Exome sequencing at high coverage is performed at the Genomics Core Facility of the KU Leuven,

with whom we have collaborated successfully already.

3. Bio-informatics analysis

The essence of the analysis is a search for “incompatible genotype calls” between paired samples (B

cells versus non-B cells). We apply dedicated software such as SomaticSniper or DeNovoGear 18-20.

Current algorithms allow detection of somatic variants with a frequency of >10-20% in target cells

(here B cells) and <5% in reference cells.

4. Confirmation of identified variants

Confirmation is essential to distinguish between next-generation artefacts and true mutations.
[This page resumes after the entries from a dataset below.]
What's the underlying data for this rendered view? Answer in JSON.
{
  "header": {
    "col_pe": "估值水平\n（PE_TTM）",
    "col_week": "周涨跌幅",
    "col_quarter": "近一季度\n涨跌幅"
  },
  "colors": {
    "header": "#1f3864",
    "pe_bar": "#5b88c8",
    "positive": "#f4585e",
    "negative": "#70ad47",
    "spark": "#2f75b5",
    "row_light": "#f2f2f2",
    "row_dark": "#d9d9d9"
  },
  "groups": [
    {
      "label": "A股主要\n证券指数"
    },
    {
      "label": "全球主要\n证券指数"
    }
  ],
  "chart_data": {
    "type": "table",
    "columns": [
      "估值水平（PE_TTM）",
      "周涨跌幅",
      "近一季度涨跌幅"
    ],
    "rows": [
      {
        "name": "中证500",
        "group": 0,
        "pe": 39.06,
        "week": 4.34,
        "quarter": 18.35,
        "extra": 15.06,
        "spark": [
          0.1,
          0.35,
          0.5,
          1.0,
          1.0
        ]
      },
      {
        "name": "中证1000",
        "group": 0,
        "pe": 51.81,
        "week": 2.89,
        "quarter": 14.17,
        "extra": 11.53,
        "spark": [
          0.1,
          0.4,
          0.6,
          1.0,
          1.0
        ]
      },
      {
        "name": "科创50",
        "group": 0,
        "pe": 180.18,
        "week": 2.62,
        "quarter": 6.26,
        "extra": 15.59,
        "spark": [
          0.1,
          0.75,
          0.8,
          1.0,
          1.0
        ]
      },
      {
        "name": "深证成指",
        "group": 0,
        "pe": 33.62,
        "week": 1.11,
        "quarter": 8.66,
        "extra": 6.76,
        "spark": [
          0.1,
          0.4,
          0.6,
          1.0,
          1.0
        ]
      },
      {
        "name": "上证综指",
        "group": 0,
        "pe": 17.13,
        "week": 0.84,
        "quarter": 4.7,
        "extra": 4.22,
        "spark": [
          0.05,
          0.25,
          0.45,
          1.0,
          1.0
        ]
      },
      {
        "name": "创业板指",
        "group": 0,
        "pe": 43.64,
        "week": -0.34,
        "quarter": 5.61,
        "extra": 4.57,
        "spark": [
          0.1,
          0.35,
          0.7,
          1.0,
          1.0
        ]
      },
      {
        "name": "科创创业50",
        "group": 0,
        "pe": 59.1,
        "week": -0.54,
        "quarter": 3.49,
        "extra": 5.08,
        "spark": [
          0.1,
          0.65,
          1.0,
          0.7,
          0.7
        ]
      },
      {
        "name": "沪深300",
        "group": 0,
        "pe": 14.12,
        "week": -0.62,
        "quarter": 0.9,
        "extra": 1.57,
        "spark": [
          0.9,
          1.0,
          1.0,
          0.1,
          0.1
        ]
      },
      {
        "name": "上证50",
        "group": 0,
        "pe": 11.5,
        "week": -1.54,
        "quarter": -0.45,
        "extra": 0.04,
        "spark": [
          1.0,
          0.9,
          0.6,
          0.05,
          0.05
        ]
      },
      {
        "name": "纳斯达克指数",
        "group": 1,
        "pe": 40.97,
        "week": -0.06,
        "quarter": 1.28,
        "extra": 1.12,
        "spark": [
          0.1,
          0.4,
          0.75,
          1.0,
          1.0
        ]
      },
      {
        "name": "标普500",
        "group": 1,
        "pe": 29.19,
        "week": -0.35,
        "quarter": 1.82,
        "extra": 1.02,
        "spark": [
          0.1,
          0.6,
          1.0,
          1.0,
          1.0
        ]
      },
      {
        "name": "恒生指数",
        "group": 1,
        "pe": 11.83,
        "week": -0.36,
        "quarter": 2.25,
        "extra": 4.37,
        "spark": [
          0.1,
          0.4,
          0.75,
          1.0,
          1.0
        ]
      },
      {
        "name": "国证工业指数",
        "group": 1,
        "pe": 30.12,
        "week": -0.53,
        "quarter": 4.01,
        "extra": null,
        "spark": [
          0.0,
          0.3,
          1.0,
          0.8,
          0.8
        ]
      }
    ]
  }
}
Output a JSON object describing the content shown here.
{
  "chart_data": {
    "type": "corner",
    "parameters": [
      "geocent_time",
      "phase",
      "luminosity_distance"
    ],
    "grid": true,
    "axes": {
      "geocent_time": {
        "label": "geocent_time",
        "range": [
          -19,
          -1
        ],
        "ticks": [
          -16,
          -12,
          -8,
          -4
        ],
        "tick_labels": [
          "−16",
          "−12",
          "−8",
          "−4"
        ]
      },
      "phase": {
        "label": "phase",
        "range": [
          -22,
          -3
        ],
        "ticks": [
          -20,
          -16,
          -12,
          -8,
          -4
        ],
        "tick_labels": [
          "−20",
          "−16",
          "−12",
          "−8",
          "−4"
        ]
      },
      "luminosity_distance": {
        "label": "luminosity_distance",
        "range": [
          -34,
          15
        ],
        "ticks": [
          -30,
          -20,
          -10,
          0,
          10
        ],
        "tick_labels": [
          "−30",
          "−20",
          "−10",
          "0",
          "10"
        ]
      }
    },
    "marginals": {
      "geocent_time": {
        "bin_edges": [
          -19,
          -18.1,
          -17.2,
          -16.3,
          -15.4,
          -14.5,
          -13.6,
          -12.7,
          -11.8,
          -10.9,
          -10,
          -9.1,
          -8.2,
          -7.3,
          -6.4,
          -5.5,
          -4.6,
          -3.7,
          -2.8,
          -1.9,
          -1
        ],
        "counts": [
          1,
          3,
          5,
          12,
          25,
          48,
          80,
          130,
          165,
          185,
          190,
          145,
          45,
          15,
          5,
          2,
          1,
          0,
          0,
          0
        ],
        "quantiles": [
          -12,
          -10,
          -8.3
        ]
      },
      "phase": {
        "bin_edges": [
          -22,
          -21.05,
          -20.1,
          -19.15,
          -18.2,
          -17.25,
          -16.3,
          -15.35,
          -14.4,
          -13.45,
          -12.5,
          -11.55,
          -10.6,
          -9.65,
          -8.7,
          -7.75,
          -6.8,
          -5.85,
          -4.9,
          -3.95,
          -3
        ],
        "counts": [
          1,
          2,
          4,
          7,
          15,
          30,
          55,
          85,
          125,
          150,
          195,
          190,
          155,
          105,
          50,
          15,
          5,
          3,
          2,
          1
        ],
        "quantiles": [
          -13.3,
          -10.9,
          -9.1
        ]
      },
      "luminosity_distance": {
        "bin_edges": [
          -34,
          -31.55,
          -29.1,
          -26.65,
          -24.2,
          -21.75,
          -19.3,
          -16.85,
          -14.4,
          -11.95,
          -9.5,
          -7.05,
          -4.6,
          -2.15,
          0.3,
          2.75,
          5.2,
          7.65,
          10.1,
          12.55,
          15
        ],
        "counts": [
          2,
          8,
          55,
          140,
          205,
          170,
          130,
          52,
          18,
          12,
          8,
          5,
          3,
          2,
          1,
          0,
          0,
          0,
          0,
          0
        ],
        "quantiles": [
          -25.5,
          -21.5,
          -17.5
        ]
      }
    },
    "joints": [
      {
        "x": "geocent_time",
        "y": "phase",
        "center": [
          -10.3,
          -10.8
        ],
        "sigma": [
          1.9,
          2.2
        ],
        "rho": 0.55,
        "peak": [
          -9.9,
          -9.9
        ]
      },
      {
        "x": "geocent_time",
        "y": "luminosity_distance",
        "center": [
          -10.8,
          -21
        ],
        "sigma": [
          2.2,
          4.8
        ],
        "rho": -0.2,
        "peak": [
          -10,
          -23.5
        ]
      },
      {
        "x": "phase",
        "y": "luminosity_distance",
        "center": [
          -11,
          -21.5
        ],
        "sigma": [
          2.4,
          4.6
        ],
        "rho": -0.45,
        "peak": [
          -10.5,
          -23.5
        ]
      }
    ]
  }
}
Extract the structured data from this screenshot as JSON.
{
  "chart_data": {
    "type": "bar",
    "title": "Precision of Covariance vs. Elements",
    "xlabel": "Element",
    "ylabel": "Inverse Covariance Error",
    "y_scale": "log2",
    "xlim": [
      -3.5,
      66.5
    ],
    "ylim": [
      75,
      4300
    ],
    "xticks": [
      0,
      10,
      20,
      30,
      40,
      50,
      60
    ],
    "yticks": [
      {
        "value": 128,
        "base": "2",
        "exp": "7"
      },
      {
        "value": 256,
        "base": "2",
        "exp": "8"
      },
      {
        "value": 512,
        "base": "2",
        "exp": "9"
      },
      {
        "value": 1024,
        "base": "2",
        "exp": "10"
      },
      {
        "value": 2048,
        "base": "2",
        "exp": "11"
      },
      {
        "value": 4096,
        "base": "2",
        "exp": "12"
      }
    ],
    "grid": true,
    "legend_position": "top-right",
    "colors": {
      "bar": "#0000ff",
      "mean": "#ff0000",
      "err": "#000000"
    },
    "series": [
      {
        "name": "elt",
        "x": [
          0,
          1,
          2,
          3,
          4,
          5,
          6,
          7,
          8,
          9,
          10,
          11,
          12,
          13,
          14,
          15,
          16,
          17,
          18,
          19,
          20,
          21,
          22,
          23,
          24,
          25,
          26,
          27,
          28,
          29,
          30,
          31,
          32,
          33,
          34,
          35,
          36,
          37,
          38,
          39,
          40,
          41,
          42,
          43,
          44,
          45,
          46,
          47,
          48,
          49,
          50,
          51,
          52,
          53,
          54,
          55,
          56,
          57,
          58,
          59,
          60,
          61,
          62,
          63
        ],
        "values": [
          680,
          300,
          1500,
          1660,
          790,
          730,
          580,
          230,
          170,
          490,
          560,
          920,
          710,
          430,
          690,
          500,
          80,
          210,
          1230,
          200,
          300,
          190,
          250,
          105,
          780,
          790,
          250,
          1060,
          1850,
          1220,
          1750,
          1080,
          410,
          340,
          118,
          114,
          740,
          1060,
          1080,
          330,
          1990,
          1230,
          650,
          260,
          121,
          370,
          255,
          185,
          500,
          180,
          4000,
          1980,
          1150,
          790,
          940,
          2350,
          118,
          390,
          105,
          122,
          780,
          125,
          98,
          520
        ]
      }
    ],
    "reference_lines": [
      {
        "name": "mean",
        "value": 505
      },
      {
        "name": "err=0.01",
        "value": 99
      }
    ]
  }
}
This is

done by cloning followed by Sanger sequencing, hence allowing confirmation of somatic mosaicism.

5. Pathway analysis

The Ingenuity software allows testing for enrichment of specific Gene Ontology pathways. For

overlap with other types of risk variants, we use our previous existing data, as well as ongoing data

from our own group and from our privileged position as member of the International Multiple

Sclerosis Genetics Consortium (IMSGC).

6. Expected outcome

A positive outcome for aims 1-3 (‘proof of principle’ of detecting somatic mutations in MS) will result

in the confirmation of an entirely novel concept explaining part of the missing variance in MS risk.

This will open up new research lines (larger-scale investigation, follow-up) through regular funding

opportunities. First indications from aim 4 (enriched pathways, key genes harboring multiple risk

variants) will translate in personalized medicine (e.g. choice of B cell depleting therapies for patients

with dysregulated B cell proliferation) and novel, rational targets for treatments.